The UI Layer contains all pages and components. Components are pure rendering — they read from Zustand stores and call store actions, with no direct API calls. The State Layer contains the stores and custom hooks that bridge the store to the API Client Layer, subscribing to Action Cable channels and updating state when WebSocket events arrive. The API Client Layer holds the low-level utilities: the Axios instance, the Action Cable consumer, and WebRTC helpers.
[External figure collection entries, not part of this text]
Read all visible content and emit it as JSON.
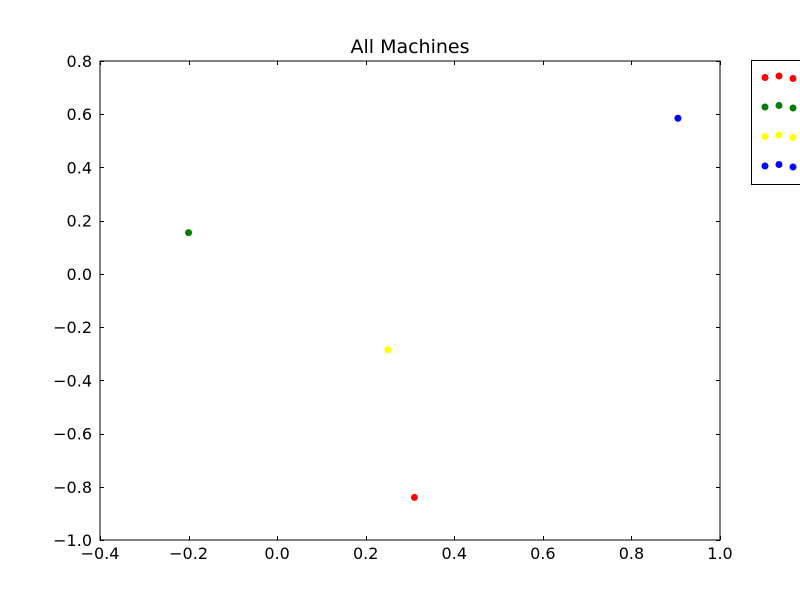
{
  "chart_data": {
    "type": "scatter",
    "title": "All Machines",
    "xlabel": "",
    "ylabel": "",
    "xlim": [
      -0.4,
      1.0
    ],
    "ylim": [
      -1.0,
      0.8
    ],
    "xticks": [
      -0.4,
      -0.2,
      0.0,
      0.2,
      0.4,
      0.6,
      0.8,
      1.0
    ],
    "xtick_labels": [
      "−0.4",
      "−0.2",
      "0.0",
      "0.2",
      "0.4",
      "0.6",
      "0.8",
      "1.0"
    ],
    "yticks": [
      -1.0,
      -0.8,
      -0.6,
      -0.4,
      -0.2,
      0.0,
      0.2,
      0.4,
      0.6,
      0.8
    ],
    "ytick_labels": [
      "−1.0",
      "−0.8",
      "−0.6",
      "−0.4",
      "−0.2",
      "0.0",
      "0.2",
      "0.4",
      "0.6",
      "0.8"
    ],
    "grid": false,
    "legend_position": "outside-top-right",
    "series": [
      {
        "color": "#ff0000",
        "points": [
          [
            0.31,
            -0.84
          ]
        ]
      },
      {
        "color": "#008000",
        "points": [
          [
            -0.2,
            0.155
          ]
        ]
      },
      {
        "color": "#ffff00",
        "points": [
          [
            0.25,
            -0.285
          ]
        ]
      },
      {
        "color": "#0000ff",
        "points": [
          [
            0.905,
            0.585
          ]
        ]
      }
    ]
  }
}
Principle in focus — Stateless Client: The client holds no persistent state between sessions. authStore, conversationStore, and callStore are all in-memory Zustand stores that start empty on page load and are populated entirely from API responses and WebSocket events. This means any tab refresh, any network interruption, any re-login starts from a clean, consistent server state — no stale or conflicting local data.

Development Instructions


Architecture Principles in Practice

Looking across the entire system, the same set of principles appears again and again. Here’s where each one shows up concretely in Chatterly:

Loose Coupling — The Rails API publishes to a Redis channel. Action Cable subscribes to that channel. Neither knows the other exists. Swap either component and the other is unaffected. This is the single most important principle in distributed systems design.

Stateless Services — Every Puma worker process is interchangeable. JWT verification uses Redis, not in-memory sessions. Presence tracking uses Redis TTL, not in-process timers. Any process can be killed and replaced without data loss or session interruption.

Caching — Redis sits between the Rails API and PostgreSQL for read operations. Hot data (conversations, user profiles, presence) is served from memory at < 50ms without touching the database. The cache is populated on write and invalidated on update.

Async Messaging via Queue — The MissedCallJob pattern shows why queues exist: when you need something to happen later, reliably, without blocking the current request, a queue is the answer. The Rails API doesn’t wait. Sidekiq processes it when the time comes. If Sidekiq goes down, the job survives.

Separation of Concerns — Each component has one job, one technology choice, and one scaling axis. Rails API scales horizontally by adding Puma processes. Action Cable scales by adding Redis pub/sub subscribers. Sidekiq scales by adding worker processes. PostgreSQL scales with a read replica. No component’s scaling affects another.

ACID Guarantees — PostgreSQL enforces transactional integrity on every write. A message creation either fully succeeds or fully rolls back — no partial state, no lost records. This is what the 0% message loss SLA is built on.

Time-based Partitioning — The messages table is partitioned by month at the PostgreSQL level. Queries against recent messages only scan the current month’s partition, not hundreds of millions of historical rows. This is the difference between a 2ms query and a 2-second query at scale.

Download the Architecture Document

The full Chatterly architecture document — formatted as a standalone, professional reference — is available as a PDF below. Use it as a template for your own system architecture documentation.

Download: Chatterly Architecture Document (PDF)

Conclusion

Software architecture is not about choosing the most interesting technology. It’s about understanding what the system needs to do and how hard it needs to work, then making the minimum set of decisions that satisfy those constraints reliably. Every component in Chatterly exists because a specific requirement demanded it. Every technology choice has a documented reason. Every architectural principle has a concrete expression in the codebase.

That’s what good architecture looks like — not clever, just clear.

Thank you for reading, and happy coding!